Не будь Нестора Б. Ватуна, кадеты Бразильской Морской академии ни за что бы не узнали, что попкорн – это некий фрукт, лишились бы возможности, присутствуя на похоронах, услышать, как лейтенант, подойдя к вдове, с печальным поклоном произнес: «Осадки сегодня не обещают, мадам». Им бы в голову не пришло, что синоним «света» – «лампочка» или что у корабля есть «перед» и «зад».

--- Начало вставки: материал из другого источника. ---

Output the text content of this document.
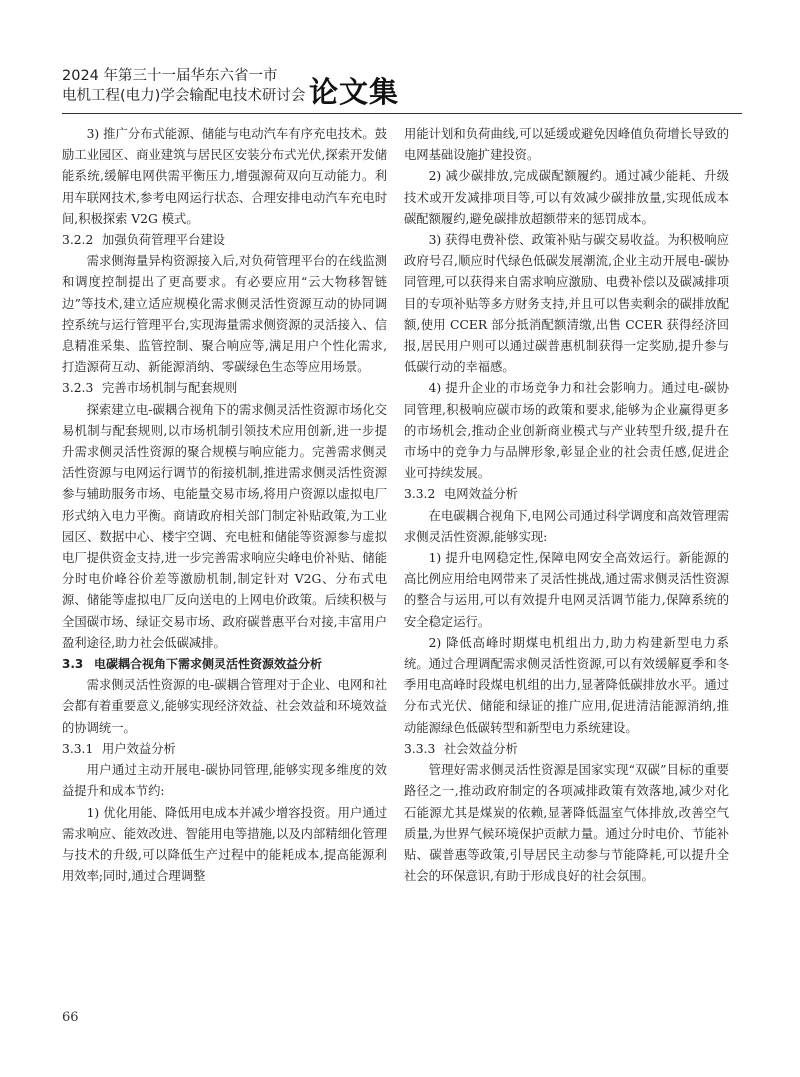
2024 年第三十一届华东六省一市
电机工程(电力)学会输配电技术研讨会 论文集
3) 推广分布式能源、储能与电动汽车有序充电技术。鼓励工业园区、商业建筑与居民区安装分布式光伏,探索开发储能系统,缓解电网供需平衡压力,增强源荷双向互动能力。利用车联网技术,参考电网运行状态、合理安排电动汽车充电时间,积极探索 V2G 模式。
3.2.2 加强负荷管理平台建设
需求侧海量异构资源接入后,对负荷管理平台的在线监测和调度控制提出了更高要求。有必要应用“云大物移智链边”等技术,建立适应规模化需求侧灵活性资源互动的协同调控系统与运行管理平台,实现海量需求侧资源的灵活接入、信息精准采集、监管控制、聚合响应等,满足用户个性化需求,打造源荷互动、新能源消纳、零碳绿色生态等应用场景。
3.2.3 完善市场机制与配套规则
探索建立电-碳耦合视角下的需求侧灵活性资源市场化交易机制与配套规则,以市场机制引领技术应用创新,进一步提升需求侧灵活性资源的聚合规模与响应能力。完善需求侧灵活性资源与电网运行调节的衔接机制,推进需求侧灵活性资源参与辅助服务市场、电能量交易市场,将用户资源以虚拟电厂形式纳入电力平衡。商请政府相关部门制定补贴政策,为工业园区、数据中心、楼宇空调、充电桩和储能等资源参与虚拟电厂提供资金支持,进一步完善需求响应尖峰电价补贴、储能分时电价峰谷价差等激励机制,制定针对 V2G、分布式电源、储能等虚拟电厂反向送电的上网电价政策。后续积极与全国碳市场、绿证交易市场、政府碳普惠平台对接,丰富用户盈利途径,助力社会低碳减排。
3.3 电碳耦合视角下需求侧灵活性资源效益分析
需求侧灵活性资源的电-碳耦合管理对于企业、电网和社会都有着重要意义,能够实现经济效益、社会效益和环境效益的协调统一。
3.3.1 用户效益分析
用户通过主动开展电-碳协同管理,能够实现多维度的效益提升和成本节约:
1) 优化用能、降低用电成本并减少增容投资。用户通过需求响应、能效改进、智能用电等措施,以及内部精细化管理与技术的升级,可以降低生产过程中的能耗成本,提高能源利用效率;同时,通过合理调整
用能计划和负荷曲线,可以延缓或避免因峰值负荷增长导致的电网基础设施扩建投资。
2) 减少碳排放,完成碳配额履约。通过减少能耗、升级技术或开发减排项目等,可以有效减少碳排放量,实现低成本碳配额履约,避免碳排放超额带来的惩罚成本。
3) 获得电费补偿、政策补贴与碳交易收益。为积极响应政府号召,顺应时代绿色低碳发展潮流,企业主动开展电-碳协同管理,可以获得来自需求响应激励、电费补偿以及碳减排项目的专项补贴等多方财务支持,并且可以售卖剩余的碳排放配额,使用 CCER 部分抵消配额清缴,出售 CCER 获得经济回报,居民用户则可以通过碳普惠机制获得一定奖励,提升参与低碳行动的幸福感。
4) 提升企业的市场竞争力和社会影响力。通过电-碳协同管理,积极响应碳市场的政策和要求,能够为企业赢得更多的市场机会,推动企业创新商业模式与产业转型升级,提升在市场中的竞争力与品牌形象,彰显企业的社会责任感,促进企业可持续发展。
3.3.2 电网效益分析
在电碳耦合视角下,电网公司通过科学调度和高效管理需求侧灵活性资源,能够实现:
1) 提升电网稳定性,保障电网安全高效运行。新能源的高比例应用给电网带来了灵活性挑战,通过需求侧灵活性资源的整合与运用,可以有效提升电网灵活调节能力,保障系统的安全稳定运行。
2) 降低高峰时期煤电机组出力,助力构建新型电力系统。通过合理调配需求侧灵活性资源,可以有效缓解夏季和冬季用电高峰时段煤电机组的出力,显著降低碳排放水平。通过分布式光伏、储能和绿证的推广应用,促进清洁能源消纳,推动能源绿色低碳转型和新型电力系统建设。
3.3.3 社会效益分析
管理好需求侧灵活性资源是国家实现“双碳”目标的重要路径之一,推动政府制定的各项减排政策有效落地,减少对化石能源尤其是煤炭的依赖,显著降低温室气体排放,改善空气质量,为世界气候环境保护贡献力量。通过分时电价、节能补贴、碳普惠等政策,引导居民主动参与节能降耗,可以提升全社会的环保意识,有助于形成良好的社会氛围。
66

Звездный час в жизни Нестора наступил, когда он оказался переводчиком при группе американских наблюдателей на борту корабля, патрулировавшего пустынные просторы Южной Атлантики. Я от этого дела уклонился, опасаясь ареста за пределами бразильских территориальных вод. Хотя у меня ныло сердце из-за отказа выйти в плавание со своими соотечественниками, я настоял на своем, и командование вынуждено было вместо меня откомандировать Нестора Ватуна.
Американцев, по-видимому, его общество весьма развлекло. Не знаю, что он там делал, хотя вполне могу вообразить. Поход длился совсем недолго, но последствия его для учебной программы оказались крайне тяжелыми, ибо Нестор обзавелся записной книжкой и, как бы я его ни убеждал, ни в какую не хотел исправлять те выражения, которых он там нахватался. Блокнот этот стал для него чем-то вроде Библии, и фразы из него долго еще будут отзываться эхом в официальных нотах морских атташе, пятная честь бразильского флота.
В священной книге Ватуна значится, к примеру, что по-английски «советский офицер» звучит как «оборотень в погонах». Согласно записям в его блокноте, выражение одобрения чего-либо – «полный улет» и так далее. В этой стране военные часто уходят в политику. Так что, могу себе представить, как в будущем, когда меня уже не будет на свете, произойдет диалог, в котором американский госсекретарь будет требовать от Бразилии снижения тарифных ставок, на что его бразильский собеседник вежливо ответит: «Поцелуйте меня в задницу». Студенты рабски подражают Ватуну, принимая за чистую монету его заявление о том, будто он говорит на «королевском английском». Что это за король такой?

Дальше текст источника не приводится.